Naomi’s undergraduate research experiences include internships at world-class research institutions such as Johns Hopkins, Vanderbilt University, Intel, and at the European Center for Nuclear Research (CERN) in Geneva, Switzerland. One of only ten Americans selected for the CERN experience from three hundred applicants- and the only African American female in her cohort- Naomi combines great tenacity and drive with a strong sense of self and a deep understanding of others. While she was studying abroad in Geneva, Naomi came to appreciate the benefits of doing research as part of a team of international scientists with diverse viewpoints and ideas. The Rhodes Scholarship will provide Naomi with superb opportunities to develop her talents and deepen her connections to people from around the world who are all working to solve global problems related to nuclear energy.
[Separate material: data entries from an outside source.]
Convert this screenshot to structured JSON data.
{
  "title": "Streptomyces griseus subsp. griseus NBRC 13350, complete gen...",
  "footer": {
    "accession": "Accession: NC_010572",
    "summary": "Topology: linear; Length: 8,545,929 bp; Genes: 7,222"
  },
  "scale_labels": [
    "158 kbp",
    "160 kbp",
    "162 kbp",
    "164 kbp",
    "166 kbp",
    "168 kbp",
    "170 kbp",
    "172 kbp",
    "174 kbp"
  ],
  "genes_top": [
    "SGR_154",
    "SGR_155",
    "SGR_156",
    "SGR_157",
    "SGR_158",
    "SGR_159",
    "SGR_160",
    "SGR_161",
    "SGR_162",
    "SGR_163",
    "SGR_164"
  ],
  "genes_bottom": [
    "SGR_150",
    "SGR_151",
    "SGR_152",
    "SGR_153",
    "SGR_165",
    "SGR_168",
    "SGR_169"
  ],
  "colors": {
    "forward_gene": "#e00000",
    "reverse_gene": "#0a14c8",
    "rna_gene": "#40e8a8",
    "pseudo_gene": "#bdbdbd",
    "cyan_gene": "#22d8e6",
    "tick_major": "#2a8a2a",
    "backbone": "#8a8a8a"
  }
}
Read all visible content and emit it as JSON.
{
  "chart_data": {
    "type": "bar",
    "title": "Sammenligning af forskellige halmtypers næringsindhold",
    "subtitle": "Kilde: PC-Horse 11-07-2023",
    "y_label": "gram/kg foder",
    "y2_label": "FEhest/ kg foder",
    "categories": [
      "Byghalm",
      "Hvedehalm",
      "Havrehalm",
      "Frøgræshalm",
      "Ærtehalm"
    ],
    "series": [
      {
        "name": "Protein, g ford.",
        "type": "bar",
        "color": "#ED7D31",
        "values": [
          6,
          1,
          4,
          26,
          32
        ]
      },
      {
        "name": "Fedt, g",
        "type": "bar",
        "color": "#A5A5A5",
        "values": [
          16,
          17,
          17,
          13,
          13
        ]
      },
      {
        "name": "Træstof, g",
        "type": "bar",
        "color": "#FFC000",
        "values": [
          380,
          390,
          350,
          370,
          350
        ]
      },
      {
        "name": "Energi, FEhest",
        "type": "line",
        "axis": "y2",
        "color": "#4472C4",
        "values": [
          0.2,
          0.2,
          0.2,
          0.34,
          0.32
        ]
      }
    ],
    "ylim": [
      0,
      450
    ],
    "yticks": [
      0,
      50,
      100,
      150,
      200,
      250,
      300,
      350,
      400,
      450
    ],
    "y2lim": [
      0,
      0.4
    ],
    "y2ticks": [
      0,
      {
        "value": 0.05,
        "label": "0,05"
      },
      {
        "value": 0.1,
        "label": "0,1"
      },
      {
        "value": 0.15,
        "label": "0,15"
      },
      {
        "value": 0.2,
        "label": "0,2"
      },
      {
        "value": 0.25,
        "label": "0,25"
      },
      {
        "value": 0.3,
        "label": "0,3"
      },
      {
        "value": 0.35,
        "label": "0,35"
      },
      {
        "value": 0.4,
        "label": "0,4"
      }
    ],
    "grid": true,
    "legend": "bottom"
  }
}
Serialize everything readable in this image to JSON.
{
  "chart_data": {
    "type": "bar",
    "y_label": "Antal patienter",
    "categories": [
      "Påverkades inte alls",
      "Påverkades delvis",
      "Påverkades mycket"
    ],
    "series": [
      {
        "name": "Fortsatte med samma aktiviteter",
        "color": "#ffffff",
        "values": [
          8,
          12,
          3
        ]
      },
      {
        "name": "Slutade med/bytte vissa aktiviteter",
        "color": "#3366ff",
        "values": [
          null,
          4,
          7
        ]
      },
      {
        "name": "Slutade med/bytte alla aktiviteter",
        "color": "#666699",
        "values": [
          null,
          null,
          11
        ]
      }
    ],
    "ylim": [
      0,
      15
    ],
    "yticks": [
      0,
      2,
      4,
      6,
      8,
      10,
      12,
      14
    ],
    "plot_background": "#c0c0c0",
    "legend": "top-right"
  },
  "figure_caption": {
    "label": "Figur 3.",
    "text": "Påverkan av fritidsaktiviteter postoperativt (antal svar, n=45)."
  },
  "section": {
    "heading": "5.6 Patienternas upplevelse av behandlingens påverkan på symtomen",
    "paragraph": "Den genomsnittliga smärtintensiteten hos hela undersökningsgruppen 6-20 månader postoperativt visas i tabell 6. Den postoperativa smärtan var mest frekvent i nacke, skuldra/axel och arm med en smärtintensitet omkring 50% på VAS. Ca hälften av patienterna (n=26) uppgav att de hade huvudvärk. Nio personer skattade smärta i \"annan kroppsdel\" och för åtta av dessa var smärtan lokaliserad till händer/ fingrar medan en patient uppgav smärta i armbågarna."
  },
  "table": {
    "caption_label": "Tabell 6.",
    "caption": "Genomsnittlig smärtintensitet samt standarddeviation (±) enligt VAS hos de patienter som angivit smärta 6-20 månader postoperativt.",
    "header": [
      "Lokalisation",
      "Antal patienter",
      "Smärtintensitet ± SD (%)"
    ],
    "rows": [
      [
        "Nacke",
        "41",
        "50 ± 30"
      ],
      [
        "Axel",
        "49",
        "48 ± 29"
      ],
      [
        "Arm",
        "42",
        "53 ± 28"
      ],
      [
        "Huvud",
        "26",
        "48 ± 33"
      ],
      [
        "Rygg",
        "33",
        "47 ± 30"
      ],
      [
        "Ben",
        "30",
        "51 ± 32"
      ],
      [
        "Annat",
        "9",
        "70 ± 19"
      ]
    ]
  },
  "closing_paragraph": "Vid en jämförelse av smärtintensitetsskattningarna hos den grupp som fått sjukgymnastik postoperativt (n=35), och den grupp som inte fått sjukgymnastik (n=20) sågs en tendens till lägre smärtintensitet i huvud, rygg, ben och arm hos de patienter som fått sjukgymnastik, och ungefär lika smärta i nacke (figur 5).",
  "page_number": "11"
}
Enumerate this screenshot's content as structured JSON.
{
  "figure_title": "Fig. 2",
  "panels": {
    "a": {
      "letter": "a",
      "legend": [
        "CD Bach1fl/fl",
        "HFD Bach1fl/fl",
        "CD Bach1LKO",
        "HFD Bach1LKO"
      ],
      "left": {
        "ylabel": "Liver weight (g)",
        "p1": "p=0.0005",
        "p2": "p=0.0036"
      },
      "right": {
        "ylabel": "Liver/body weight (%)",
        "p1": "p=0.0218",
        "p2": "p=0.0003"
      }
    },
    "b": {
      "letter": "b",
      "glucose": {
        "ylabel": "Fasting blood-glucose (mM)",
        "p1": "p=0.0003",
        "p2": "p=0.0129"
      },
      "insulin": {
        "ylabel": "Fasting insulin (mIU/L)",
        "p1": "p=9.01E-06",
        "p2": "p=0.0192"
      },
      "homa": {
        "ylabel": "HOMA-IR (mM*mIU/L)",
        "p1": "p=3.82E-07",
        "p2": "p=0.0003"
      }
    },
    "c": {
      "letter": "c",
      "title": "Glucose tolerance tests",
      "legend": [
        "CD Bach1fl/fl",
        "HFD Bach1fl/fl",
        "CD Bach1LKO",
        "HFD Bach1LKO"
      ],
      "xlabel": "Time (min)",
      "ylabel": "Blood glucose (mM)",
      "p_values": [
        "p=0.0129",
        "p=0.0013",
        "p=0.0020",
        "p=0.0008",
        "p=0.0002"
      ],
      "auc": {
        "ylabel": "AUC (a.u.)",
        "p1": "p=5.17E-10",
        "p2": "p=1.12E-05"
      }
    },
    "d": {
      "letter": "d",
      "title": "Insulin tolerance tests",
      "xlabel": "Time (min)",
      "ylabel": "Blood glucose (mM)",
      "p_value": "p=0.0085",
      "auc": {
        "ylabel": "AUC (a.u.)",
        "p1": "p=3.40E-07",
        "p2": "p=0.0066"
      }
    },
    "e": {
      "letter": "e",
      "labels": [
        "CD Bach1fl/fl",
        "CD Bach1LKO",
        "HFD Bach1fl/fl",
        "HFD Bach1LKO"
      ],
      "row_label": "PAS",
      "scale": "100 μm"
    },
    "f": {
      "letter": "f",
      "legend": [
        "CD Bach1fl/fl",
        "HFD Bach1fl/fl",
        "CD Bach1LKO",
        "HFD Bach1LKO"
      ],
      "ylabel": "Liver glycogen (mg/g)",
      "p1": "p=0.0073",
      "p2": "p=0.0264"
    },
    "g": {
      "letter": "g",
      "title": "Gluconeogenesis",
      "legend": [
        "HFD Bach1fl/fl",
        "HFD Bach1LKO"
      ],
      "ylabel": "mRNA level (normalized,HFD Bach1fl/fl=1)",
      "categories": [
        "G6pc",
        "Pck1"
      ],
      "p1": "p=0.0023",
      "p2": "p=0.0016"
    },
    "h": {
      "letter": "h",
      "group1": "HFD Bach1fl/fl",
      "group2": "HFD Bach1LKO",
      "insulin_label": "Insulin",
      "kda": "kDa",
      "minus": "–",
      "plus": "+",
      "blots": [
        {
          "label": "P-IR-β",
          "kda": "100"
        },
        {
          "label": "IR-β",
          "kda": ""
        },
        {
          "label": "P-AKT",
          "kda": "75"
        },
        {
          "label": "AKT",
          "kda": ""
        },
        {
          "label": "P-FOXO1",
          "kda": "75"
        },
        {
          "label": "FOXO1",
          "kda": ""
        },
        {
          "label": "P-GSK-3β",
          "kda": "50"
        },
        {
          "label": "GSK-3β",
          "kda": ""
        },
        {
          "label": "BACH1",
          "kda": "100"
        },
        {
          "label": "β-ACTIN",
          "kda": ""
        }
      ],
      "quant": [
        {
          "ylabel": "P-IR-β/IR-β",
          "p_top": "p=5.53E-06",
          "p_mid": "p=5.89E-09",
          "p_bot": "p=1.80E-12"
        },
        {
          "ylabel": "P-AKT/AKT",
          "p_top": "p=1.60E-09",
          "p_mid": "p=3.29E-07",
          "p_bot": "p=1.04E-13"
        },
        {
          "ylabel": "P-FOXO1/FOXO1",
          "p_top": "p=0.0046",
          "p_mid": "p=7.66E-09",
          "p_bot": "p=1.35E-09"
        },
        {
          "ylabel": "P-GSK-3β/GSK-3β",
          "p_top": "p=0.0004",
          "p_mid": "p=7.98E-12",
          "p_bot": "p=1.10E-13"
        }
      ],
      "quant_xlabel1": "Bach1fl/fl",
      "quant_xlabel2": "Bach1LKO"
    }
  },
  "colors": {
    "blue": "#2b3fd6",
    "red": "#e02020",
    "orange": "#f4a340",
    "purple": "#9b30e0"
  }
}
Mburu is currently working with Dr. Gymama Slaughter, Associate Professor of Computer Science and Electrical Engineering at UMBC, to develop a bioreactor to extend the viability of human organs awaiting transplant. The sensors will track glucose levels, lactic acid, and nitric oxide to ensure that the organ remains healthy as it is transported to the recipient. “As a mentor, I’m fortunate to work with the best and brightest students at UMBC, including Naomi, who have a strong desire to change the world. Naomi’s aspiration is to become an advocate for scientific advancement in renewable energy sources and education equality. The Rhodes scholarship is a well-deserved recognition of the positive impact she will have in the field of nuclear engineering and on the human condition across the world,” says Slaughter.